Catalogue description India Office Records

This record is held by British Library: Asian and African Studies

Details of IOR
Reference: IOR
Title: India Office Records
Description:

The India Office Records comprise archives created and accumulated by the India Office (1858-1947) and its offshoot the Burma Office (1937-48), or inherited or otherwise acquired by the India Office from its predecessor bodies mainly the East India Company 1600-1858 and the Board of Commissioners for the Affairs of India (1784-1858); also archives created or acquired by the India Office Records acting as the successor to the India and Burma Offices in respect of their archives.

 

The records relate to British commercial and political relations with India, south and south-east Asia, and other countries with which the East India Company established contact; they also contain voluminous information on the British administrations in India and Burma.

Date: 1600-1948
Held by: British Library: Asian and African Studies, not available at The National Archives
Language: English
Creator:

Board of Commissioners for the Affairs of India, 1784-1858

Burma Office, 1937-1948

East India Company, 1600-1858

India Office, 1858-1947

Physical description: 15 km (volumes, files, charters, maps)
Access conditions:

Open to public access except for recent personal files, and a very small number of subject files

Subjects:
  • Burma
  • India
  • Myanmar
  • South Asia
  • South East Asia
  • Colonial countries
  • Government
  • International relations
  • International trade
Administrative / biographical background:

The East India Company was established in 1600 as a joint-stock association of English merchants trading to the 'Indies'. Over a period of 250 years the Company underwent several substantial changes in its basic character and functions.
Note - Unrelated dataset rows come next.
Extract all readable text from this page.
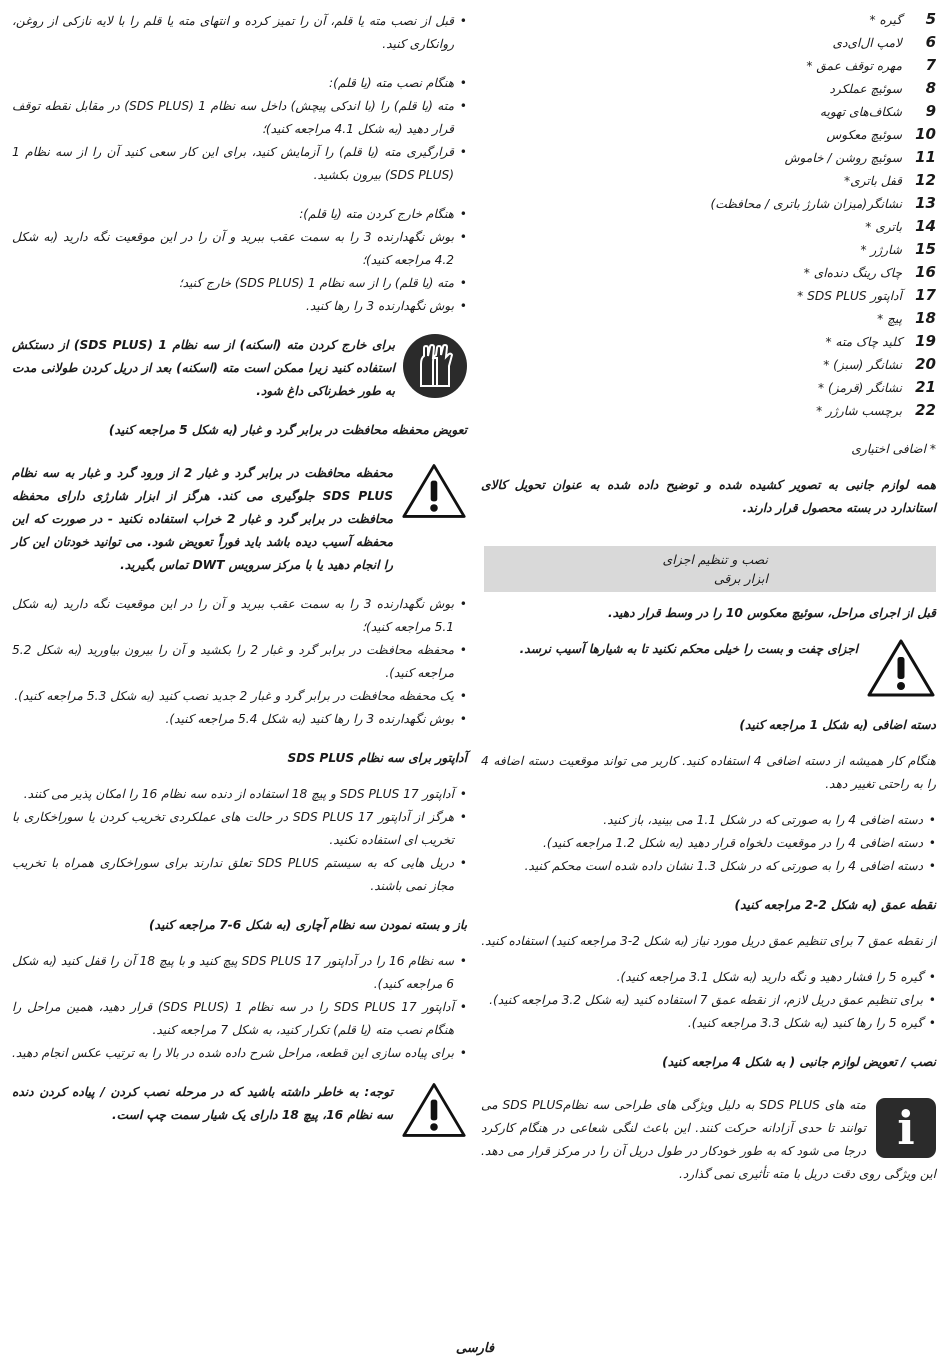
5
گیره *
6
لامپ ال‌ای‌دی
7
مهره توقف عمق *
8
سوئیچ عملکرد
9
شکاف‌های تهویه
10
سوئیچ معکوس
11
سوئیچ روشن / خاموش
12
قفل باتری*
13
نشانگر(میزان شارژ باتری / محافظت)
14
باتری *
15
شارژر *
16
چاک رینگ دنده‌ای *
17
آداپتور SDS PLUS *
18
پیچ *
19
کلید چاک مته *
20
نشانگر (سبز) *
21
نشانگر (قرمز) *
22
برچسب شارژر *

* اضافی اختیاری

همه لوازم جانبی به تصویر کشیده شده و توضیح داده شده به عنوان تحویل کالای استاندارد در بسته محصول قرار دارند.

نصب و تنظیم اجزای
ابزار برقی

قبل از اجرای مراحل، سوئیچ معکوس 10 را در وسط قرار دهید.

اجزای چفت و بست را خیلی محکم نکنید تا به شیارها آسیب نرسد.

دسته اضافی (به شکل 1 مراجعه کنید)

هنگام کار همیشه از دسته اضافی 4 استفاده کنید. کاربر می تواند موقعیت دسته اضافه 4 را به راحتی تغییر دهد.

• دسته اضافی 4 را به صورتی که در شکل 1.1 می بینید، باز کنید.

• دسته اضافی 4 را در موقعیت دلخواه قرار دهید (به شکل 1.2 مراجعه کنید).

• دسته اضافی 4 را به صورتی که در شکل 1.3 نشان داده شده است محکم کنید.

نقطه عمق (به شکل 2-2 مراجعه کنید)

از نقطه عمق 7 برای تنظیم عمق دریل مورد نیاز (به شکل 2-3 مراجعه کنید) استفاده کنید.

• گیره 5 را فشار دهید و نگه دارید (به شکل 3.1 مراجعه کنید).

• برای تنظیم عمق دریل لازم، از نقطه عمق 7 استفاده کنید (به شکل 3.2 مراجعه کنید).

• گیره 5 را رها کنید (به شکل 3.3 مراجعه کنید).

نصب / تعویض لوازم جانبی ( به شکل 4 مراجعه کنید)

i

مته های SDS PLUS به دلیل ویژگی های طراحی سه نظامSDS PLUS می توانند تا حدی آزادانه حرکت کنند. این باعث لنگی شعاعی در هنگام کارکرد درجا می شود که به طور خودکار در طول دریل آن را در مرکز قرار می دهد. این ویژگی روی دقت دریل با مته تأثیری نمی گذارد.

• قبل از نصب مته یا قلم، آن را تمیز کرده و انتهای مته یا قلم را با لایه نازکی از روغن، روانکاری کنید.

• هنگام نصب مته (یا قلم):

• مته (یا قلم) را (با اندکی پیچش) داخل سه نظام 1 (SDS PLUS) در مقابل نقطه توقف قرار دهید (به شکل 4.1 مراجعه کنید)؛

• قرارگیری مته (یا قلم) را آزمایش کنید، برای این کار سعی کنید آن را از سه نظام 1 (SDS PLUS) بیرون بکشید.

• هنگام خارج کردن مته (یا قلم):

• بوش نگهدارنده 3 را به سمت عقب ببرید و آن را در این موقعیت نگه دارید (به شکل 4.2 مراجعه کنید)؛

• مته (یا قلم) را از سه نظام 1 (SDS PLUS) خارج کنید؛

• بوش نگهدارنده 3 را رها کنید.

برای خارج کردن مته (اسکنه) از سه نظام 1 (SDS PLUS) از دستکش استفاده کنید زیرا ممکن است مته (اسکنه) بعد از دریل کردن طولانی مدت به طور خطرناکی داغ شود.

تعویض محفظه محافظت در برابر گرد و غبار (به شکل 5 مراجعه کنید)

محفظه محافظت در برابر گرد و غبار 2 از ورود گرد و غبار به سه نظام SDS PLUS جلوگیری می کند. هرگز از ابزار شارژی دارای محفظه محافظت در برابر گرد و غبار 2 خراب استفاده نکنید - در صورت که این محفظه آسیب دیده باشد باید فوراً تعویض شود. می توانید خودتان این کار را انجام دهید یا با مرکز سرویس DWT تماس بگیرید.

• بوش نگهدارنده 3 را به سمت عقب ببرید و آن را در این موقعیت نگه دارید (به شکل 5.1 مراجعه کنید)؛

• محفظه محافظت در برابر گرد و غبار 2 را بکشید و آن را بیرون بیاورید (به شکل 5.2 مراجعه کنید).

• یک محفظه محافظت در برابر گرد و غبار 2 جدید نصب کنید (به شکل 5.3 مراجعه کنید).

• بوش نگهدارنده 3 را رها کنید (به شکل 5.4 مراجعه کنید).

آداپتور برای سه نظام SDS PLUS

• آداپتور SDS PLUS 17 و پیچ 18 استفاده از دنده سه نظام 16 را امکان پذیر می کنند.

• هرگز از آداپتور SDS PLUS 17 در حالت های عملکردی تخریب کردن یا سوراخکاری با تخریب ای استفاده نکنید.

• دریل هایی که به سیستم SDS PLUS تعلق ندارند برای سوراخکاری همراه با تخریب مجاز نمی باشند.

باز و بسته نمودن سه نظام آچاری (به شکل 6-7 مراجعه کنید)

• سه نظام 16 را در آداپتور SDS PLUS 17 پیچ کنید و با پیچ 18 آن را قفل کنید (به شکل 6 مراجعه کنید).

• آداپتور SDS PLUS 17 را در سه نظام 1 (SDS PLUS) قرار دهید، همین مراحل را هنگام نصب مته (یا قلم) تکرار کنید، به شکل 7 مراجعه کنید.

• برای پیاده سازی این قطعه، مراحل شرح داده شده در بالا را به ترتیب عکس انجام دهید.

توجه: به خاطر داشته باشید که در مرحله نصب کردن / پیاده کردن دنده سه نظام 16، پیچ 18 دارای یک شیار سمت چپ است.
فارسی
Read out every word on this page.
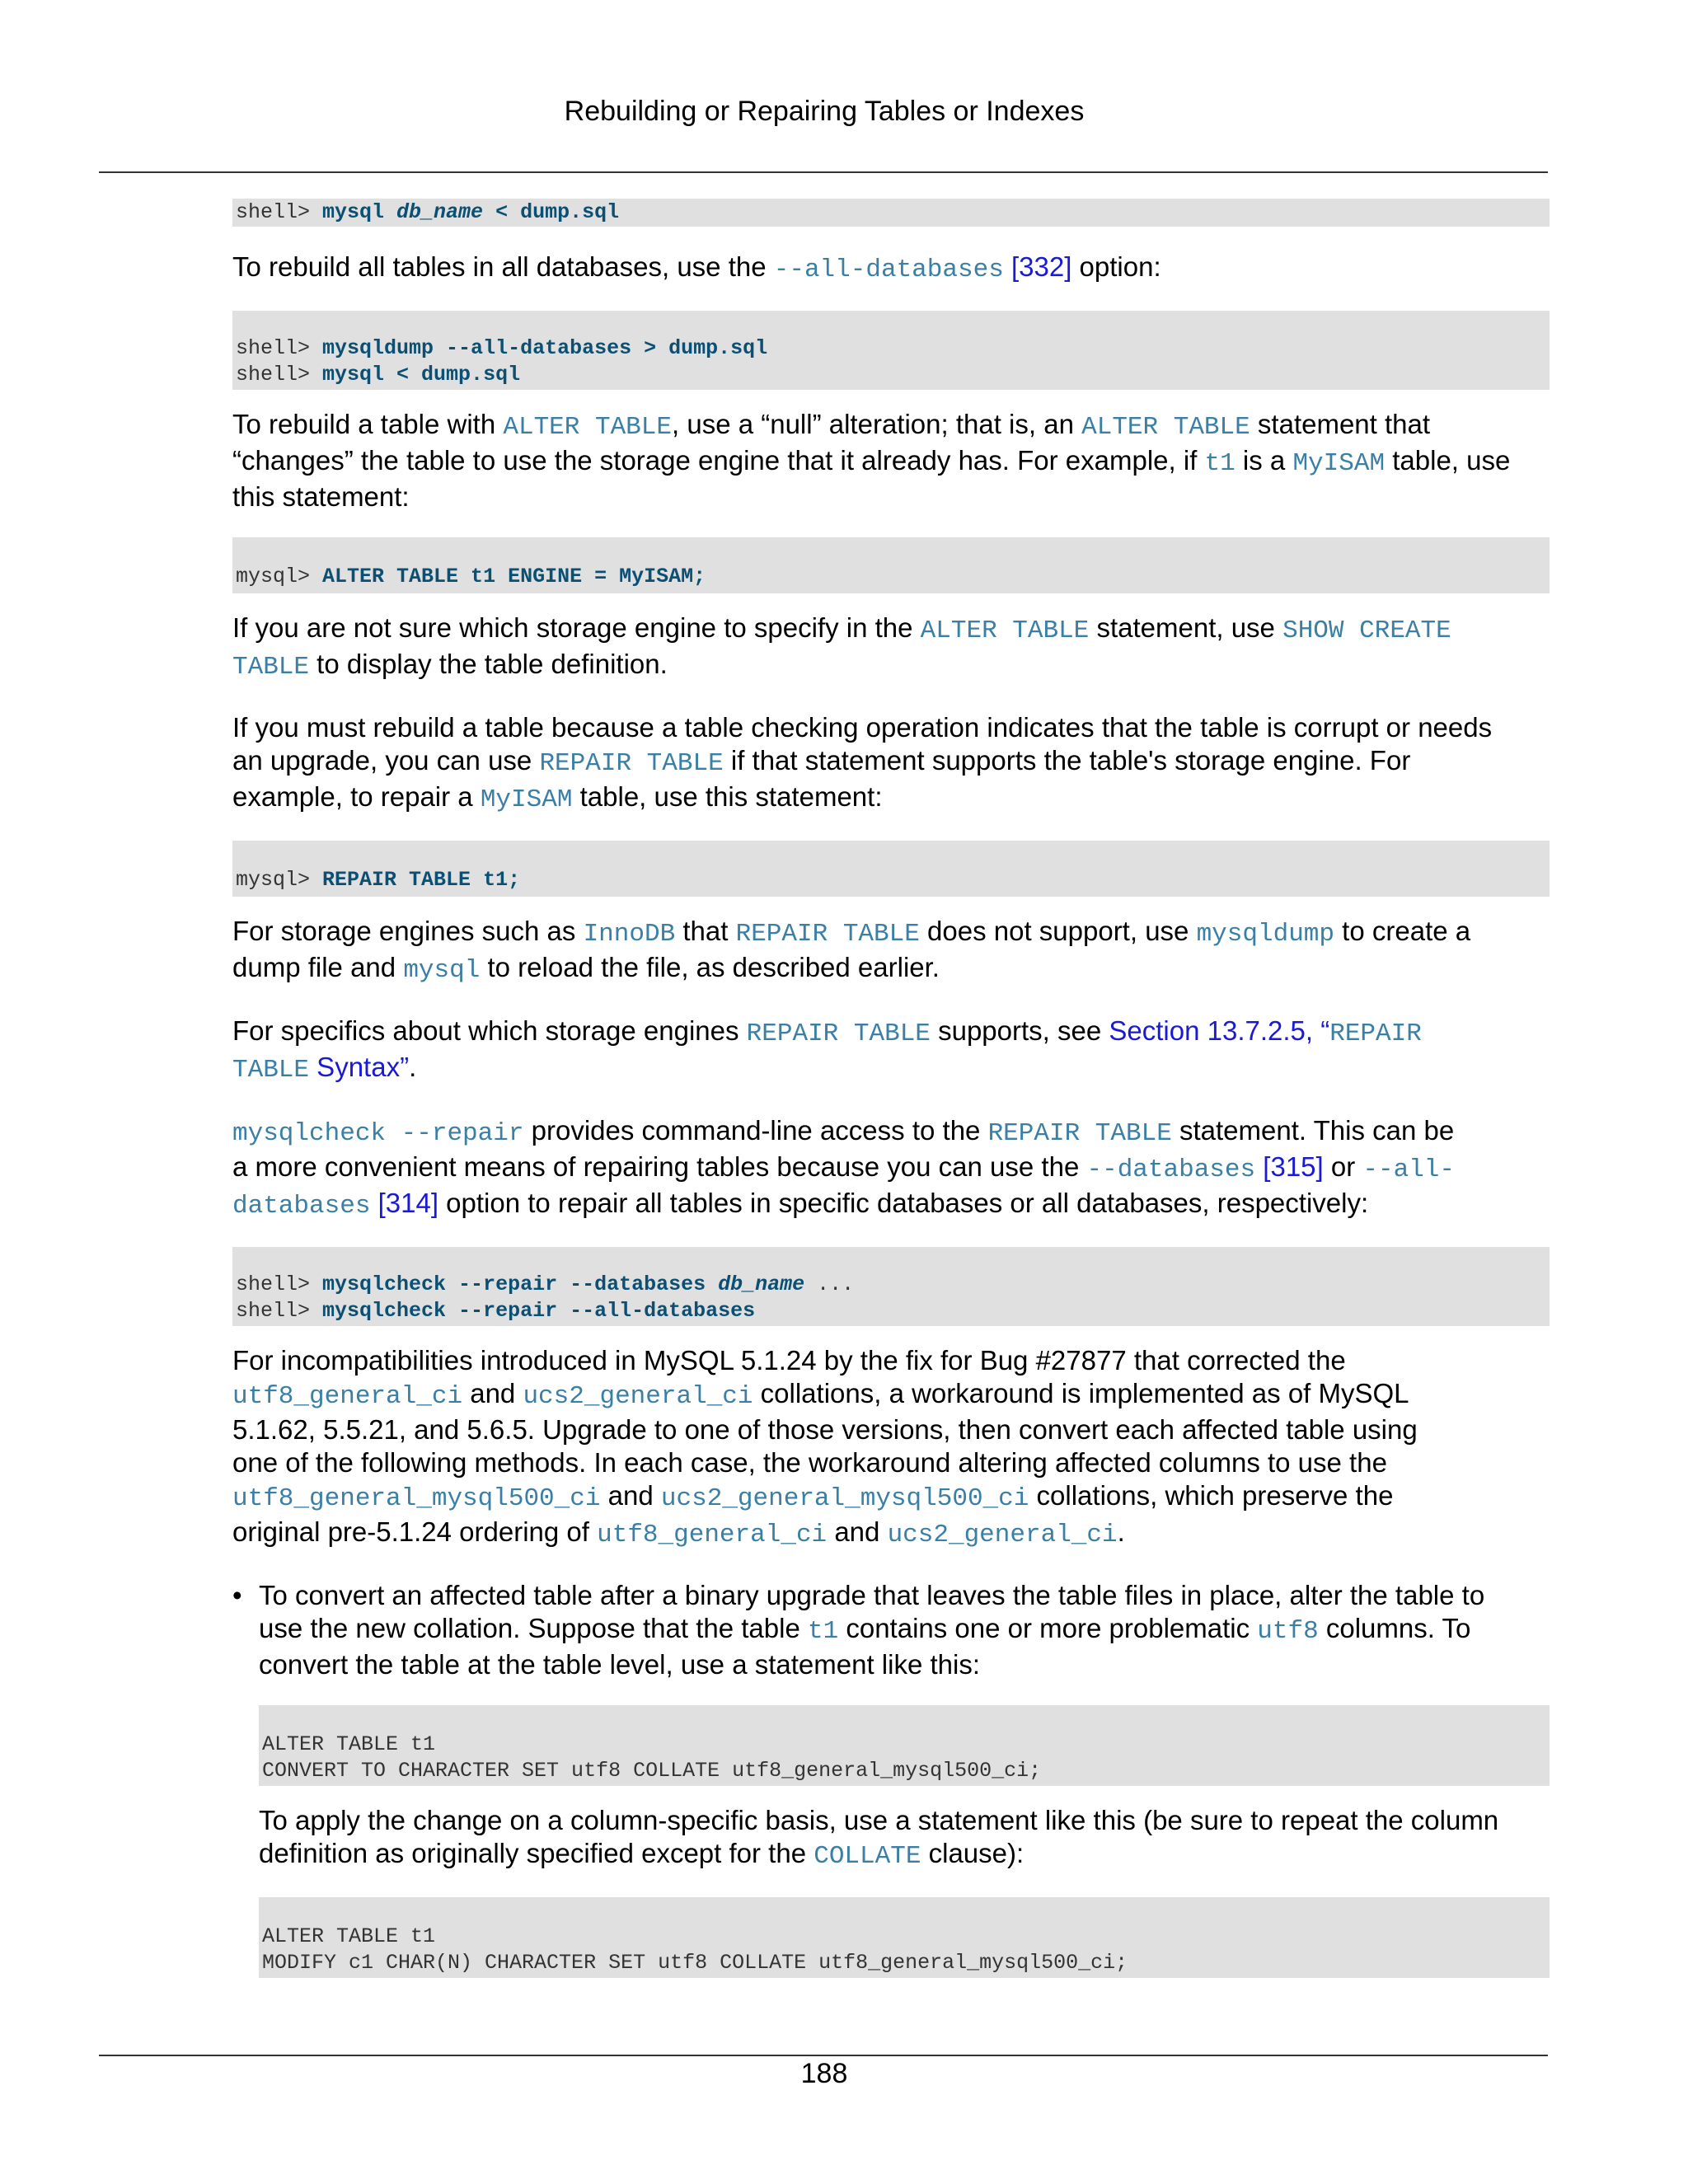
Rebuilding or Repairing Tables or Indexes
shell> mysql db_name < dump.sql

To rebuild all tables in all databases, use the --all-databases [332] option:

shell> mysqldump --all-databases > dump.sql
shell> mysql < dump.sql

To rebuild a table with ALTER TABLE, use a “null” alteration; that is, an ALTER TABLE statement that
“changes” the table to use the storage engine that it already has. For example, if t1 is a MyISAM table, use
this statement:

mysql> ALTER TABLE t1 ENGINE = MyISAM;

If you are not sure which storage engine to specify in the ALTER TABLE statement, use SHOW CREATE
TABLE to display the table definition.

If you must rebuild a table because a table checking operation indicates that the table is corrupt or needs
an upgrade, you can use REPAIR TABLE if that statement supports the table's storage engine. For
example, to repair a MyISAM table, use this statement:

mysql> REPAIR TABLE t1;

For storage engines such as InnoDB that REPAIR TABLE does not support, use mysqldump to create a
dump file and mysql to reload the file, as described earlier.

For specifics about which storage engines REPAIR TABLE supports, see Section 13.7.2.5, “REPAIR
TABLE Syntax”.

mysqlcheck --repair provides command-line access to the REPAIR TABLE statement. This can be
a more convenient means of repairing tables because you can use the --databases [315] or --all-
databases [314] option to repair all tables in specific databases or all databases, respectively:

shell> mysqlcheck --repair --databases db_name ...
shell> mysqlcheck --repair --all-databases

For incompatibilities introduced in MySQL 5.1.24 by the fix for Bug #27877 that corrected the
utf8_general_ci and ucs2_general_ci collations, a workaround is implemented as of MySQL
5.1.62, 5.5.21, and 5.6.5. Upgrade to one of those versions, then convert each affected table using
one of the following methods. In each case, the workaround altering affected columns to use the
utf8_general_mysql500_ci and ucs2_general_mysql500_ci collations, which preserve the
original pre-5.1.24 ordering of utf8_general_ci and ucs2_general_ci.

• To convert an affected table after a binary upgrade that leaves the table files in place, alter the table to
use the new collation. Suppose that the table t1 contains one or more problematic utf8 columns. To
convert the table at the table level, use a statement like this:

ALTER TABLE t1
CONVERT TO CHARACTER SET utf8 COLLATE utf8_general_mysql500_ci;

To apply the change on a column-specific basis, use a statement like this (be sure to repeat the column
definition as originally specified except for the COLLATE clause):

ALTER TABLE t1
MODIFY c1 CHAR(N) CHARACTER SET utf8 COLLATE utf8_general_mysql500_ci;
188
A period of rivalry with a 'New' Company after 1698 resulted in the formation in 1709 of the United Company. This 'new' East India Company was transformed during the second half of the eighteenth century from a mainly commercial body with scattered Asian trading interests into a major territorial power in India with its headquarters at Calcutta. The political implications of this development eventually caused the British Government to institute a standing Board of Commissioners for the Affairs of India (or 'Board of Control') to exercise supervision over the Company's Indian policies. This change in the Company's status, along with other factors, led to the Acts of Parliament of 1813 and 1833, which opened the British trade with the East Indies to all shipping and resulted in the Company's complete withdrawal from its commercial functions.

 

The Company continued to exercise responsibility, under the supervision of the Board, for the government of India until the re-organisation of 1858. With the India Act of 1858 the Company and the Board of Control were replaced by a single new department, the India Office, under a Secretary of State. In 1937, the separation of Burma from India led to the creation in London of a Burma Office separate from the India Office, though still under the same Secretary of State.

 

With the achievement of independence by India and Pakistan in 1947, and by Burma in 1948, both the India and Burma Offices were dissolved. Thereafter their archives were administered by the Indian Records Section, from 1962 known as the India Office Records, of the Commonwealth Relations Office (later the Commonwealth Office) and from 1968 by the Foreign and Commonwealth Office.

 

In 1982 the India Office Records (together with the India Office Library) were placed on deposit with the British Library Board and have been administered, as Public Records, by the British Library Oriental and India Office Collections.